De regresso aos cartazes dos OSPAAAL, o espectador reencontra a história dos grandes protagonistas políticos, como Che Guevara, Patrice Lumumba, cujo perfil, num trabalho de Alfredo Rostgaard desenha um colorido continente Africano, ou Mehdi Ben Barka, o político marroquino de esquerda (desparecido em Paris em 1965) homenageado em dois cartazes a preto e branco que comunicam uma melancólica dignidade. Na exposição, se algumas figuras são representadas como personagens eternamente mitificadas, outras são símbolos de uma realidade política que (por motivos diversos) não se cumpriu.
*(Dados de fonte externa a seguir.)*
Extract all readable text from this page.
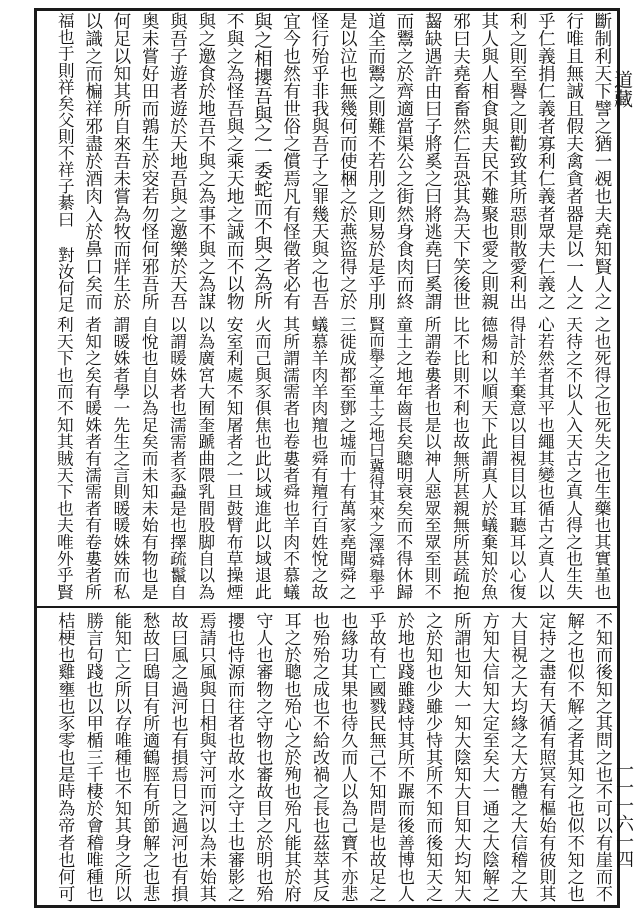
福也于則祥矣父則不祥子綦曰 對汝何足 以識之而楄祥邪盡於酒肉入於鼻口矣而 何足以知其所自來吾未嘗為牧而牂生於 奥未嘗好田而鶉生於㝔若勿怪何邪吾所 與吾子遊者遊於天地吾與之邀樂於天吾 與之邀食於地吾不與之為事不與之為謀 不與之為怪吾與之乘天地之誠而不以物 與之相攖吾與之一委蛇而不與之為所 宜今也然有世俗之償焉凡有怪徵者必有 怪行殆乎非我與吾子之罪幾天與之也吾 是以泣也無幾何而使梱之於燕盜得之於 道全而鬻之則難不若刖之則易於是乎刖 而鬻之於齊適當渠公之街然身食肉而終 齧缺遇許由曰子將奚之曰將逃堯曰奚謂 邪曰夫堯畜畜然仁吾恐其為天下笑後世 其人與人相食與夫民不難聚也愛之則親 利之則至譽之則勸致其所惡則散愛利出 乎仁義捐仁義者寡利仁義者眾夫仁義之 行唯且無誠且假夫禽貪者器是以一人之 斷制利天下譬之猶一覕也夫堯知賢人之
利天下也而不知其賊天下也夫唯外乎賢 者知之矣有暖姝者有濡需者有卷婁者所 謂暖姝者學一先生之言則暖暖姝姝而私 自悅也自以為足矣而未知未始有物也是 以謂暖姝者也濡需者豕蝨是也擇疏鬣自 以為廣宮大囿奎蹏曲隈乳間股脚自以為 安室利處不知屠者之一旦鼓臂布草操煙 火而己與豕俱焦也此以域進此以域退此 其所謂濡需者也卷婁者舜也羊肉不慕蟻 蟻慕羊肉羊肉羶也舜有羶行百姓悅之故 三徙成都至鄧之墟而十有萬家堯聞舜之 賢而舉之童土之地曰冀得其來之澤舜舉乎 童土之地年齒長矣聰明衰矣而不得休歸 所謂卷婁者也是以神人惡眾至眾至則不 比不比則不利也故無所甚親無所甚疏抱 德煬和以順天下此謂真人於蟻棄知於魚 得計於羊棄意以目視目以耳聽耳以心復 心若然者其平也繩其變也循古之真人以 天待之不以人入天古之真人得之也生失 之也死得之也死失之也生藥也其實堇也
桔梗也雞壅也豕零也是時為帝者也何可 勝言句踐也以甲楯三千棲於會稽唯種也 能知亡之所以存唯種也不知其身之所以 愁故曰鴟目有所適鶴脛有所節解之也悲 故曰風之過河也有損焉日之過河也有損 焉請只風與日相與守河而河以為未始其 攖也恃源而往者也故水之守土也審影之 守人也審物之守物也審故目之於明也殆 耳之於聰也殆心之於殉也殆凡能其於府 也殆殆之成也不給改禍之長也茲萃其反 也緣功其果也待久而人以為己寶不亦悲 乎故有亡國戮民無己不知問是也故足之 於地也踐雖踐恃其所不蹍而後善博也人 之於知也少雖少恃其所不知而後知天之 所謂也知大一知大陰知大目知大均知大 方知大信知大定至矣大一通之大陰解之 大目視之大均緣之大方體之大信稽之大 定持之盡有天循有照冥有樞始有彼則其 解之也似不解之者其知之也似不知之也 不知而後知之其問之也不可以有崖而不
道藏
一一一六一四
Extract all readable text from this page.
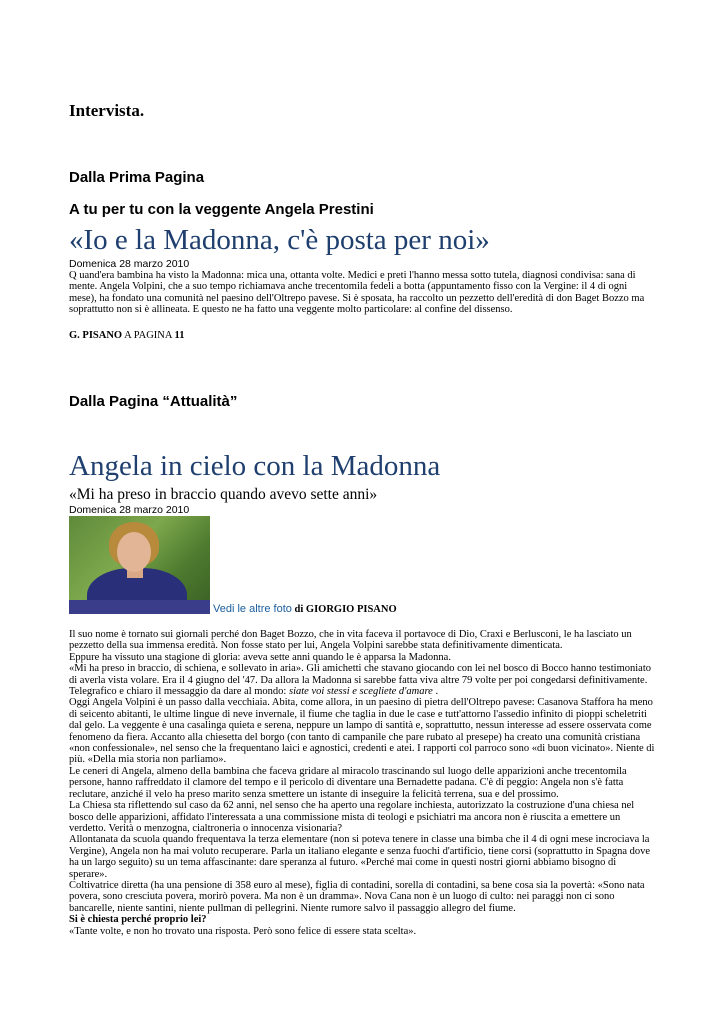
Intervista.
Dalla Prima Pagina
A tu per tu con la veggente Angela Prestini
«Io e la Madonna, c'è posta per noi»
Domenica 28 marzo 2010

Q uand'era bambina ha visto la Madonna: mica una, ottanta volte. Medici e preti l'hanno messa sotto tutela, diagnosi condivisa: sana di mente. Angela Volpini, che a suo tempo richiamava anche trecentomila fedeli a botta (appuntamento fisso con la Vergine: il 4 di ogni mese), ha fondato una comunità nel paesino dell'Oltrepo pavese. Si è sposata, ha raccolto un pezzetto dell'eredità di don Baget Bozzo ma soprattutto non si è allineata. E questo ne ha fatto una veggente molto particolare: al confine del dissenso.

G. PISANO A PAGINA 11
Dalla Pagina “Attualità”
Angela in cielo con la Madonna
«Mi ha preso in braccio quando avevo sette anni»
Domenica 28 marzo 2010
Vedi le altre foto di GIORGIO PISANO

Il suo nome è tornato sui giornali perché don Baget Bozzo, che in vita faceva il portavoce di Dio, Craxi e Berlusconi, le ha lasciato un pezzetto della sua immensa eredità. Non fosse stato per lui, Angela Volpini sarebbe stata definitivamente dimenticata.

Eppure ha vissuto una stagione di gloria: aveva sette anni quando le è apparsa la Madonna.

«Mi ha preso in braccio, di schiena, e sollevato in aria». Gli amichetti che stavano giocando con lei nel bosco di Bocco hanno testimoniato di averla vista volare. Era il 4 giugno del '47. Da allora la Madonna si sarebbe fatta viva altre 79 volte per poi congedarsi definitivamente. Telegrafico e chiaro il messaggio da dare al mondo: siate voi stessi e scegliete d'amare .

Oggi Angela Volpini è un passo dalla vecchiaia. Abita, come allora, in un paesino di pietra dell'Oltrepo pavese: Casanova Staffora ha meno di seicento abitanti, le ultime lingue di neve invernale, il fiume che taglia in due le case e tutt'attorno l'assedio infinito di pioppi scheletriti dal gelo. La veggente è una casalinga quieta e serena, neppure un lampo di santità e, soprattutto, nessun interesse ad essere osservata come fenomeno da fiera. Accanto alla chiesetta del borgo (con tanto di campanile che pare rubato al presepe) ha creato una comunità cristiana «non confessionale», nel senso che la frequentano laici e agnostici, credenti e atei. I rapporti col parroco sono «di buon vicinato». Niente di più. «Della mia storia non parliamo».

Le ceneri di Angela, almeno della bambina che faceva gridare al miracolo trascinando sul luogo delle apparizioni anche trecentomila persone, hanno raffreddato il clamore del tempo e il pericolo di diventare una Bernadette padana. C'è di peggio: Angela non s'è fatta reclutare, anziché il velo ha preso marito senza smettere un istante di inseguire la felicità terrena, sua e del prossimo.

La Chiesa sta riflettendo sul caso da 62 anni, nel senso che ha aperto una regolare inchiesta, autorizzato la costruzione d'una chiesa nel bosco delle apparizioni, affidato l'interessata a una commissione mista di teologi e psichiatri ma ancora non è riuscita a emettere un verdetto. Verità o menzogna, cialtroneria o innocenza visionaria?

Allontanata da scuola quando frequentava la terza elementare (non si poteva tenere in classe una bimba che il 4 di ogni mese incrociava la Vergine), Angela non ha mai voluto recuperare. Parla un italiano elegante e senza fuochi d'artificio, tiene corsi (soprattutto in Spagna dove ha un largo seguito) su un tema affascinante: dare speranza al futuro. «Perché mai come in questi nostri giorni abbiamo bisogno di sperare».

Coltivatrice diretta (ha una pensione di 358 euro al mese), figlia di contadini, sorella di contadini, sa bene cosa sia la povertà: «Sono nata povera, sono cresciuta povera, morirò povera. Ma non è un dramma». Nova Cana non è un luogo di culto: nei paraggi non ci sono bancarelle, niente santini, niente pullman di pellegrini. Niente rumore salvo il passaggio allegro del fiume.

Si è chiesta perché proprio lei?

«Tante volte, e non ho trovato una risposta. Però sono felice di essere stata scelta».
A propaganda, como meio do esforço de guerra, atravessa inevitavelmente a exposição, mas há dois momentos em que o seu peso se atenua. Nas imagens em que o humor e a sátira se intrometem e no ataque ao racismo nos Estados Unidos e ao Apartheid na África do Sul. Não se trata já de vencer o inimigo ou de impor um novo regime político, e sim combater uma realidade humanamente inaceitável, destituída de um rosto decente. A propósito da primeira saliente-se mais um cartaz de Rostgaard, desta vez a solicitar a participação do espectador: sob um desenho do antigo presidente dos EUA, Richard Nixon, aquele pode descobrir, levantando os quase impercetíveis recortes, a imagem de um vampiro risível e, ao mesmo tempo, ameaçador. Acerca das outras imagens, mencione-se o cartaz de 1971 em que Lázaro Abreu Padrón alerta para a situação dos reclusos da Prisão de Attica, em Nova Iorque (o OSPAAL estabeleceu uma relação próxima com o Black Panthers Party e em especial com o artista Emory Douglas a quem a Galeria Zé dos Bois dedicou há seis anos uma exposição) e a maqueta de uma Tricontinental em que o globo das Nações Unidas cai sobre a palavra Apartheid, esmagando-a. São imagens simples, modestas, quase amadoras, que recordarem ao espectador acontecimentos e fenómenos passados, mas que não o abandonam na história. O mundo que vemos em Cartazes Cubanos da OSPAAAL 1960-1980 acabou e ao mesmo tempo persiste, porventura com outras roupagens e feições, mas com violência e tragédias semelhantes. Recordar isso é a melhor homenagem que se pode prestar à generosidade do activismo artístico de Alfredo Rostgaard, Enrique Martinez Blanco, Lázaro Abreu Padrón, Rafael Morante Boyerizo, Olivio Martínez Vier, Antonio Fernandez.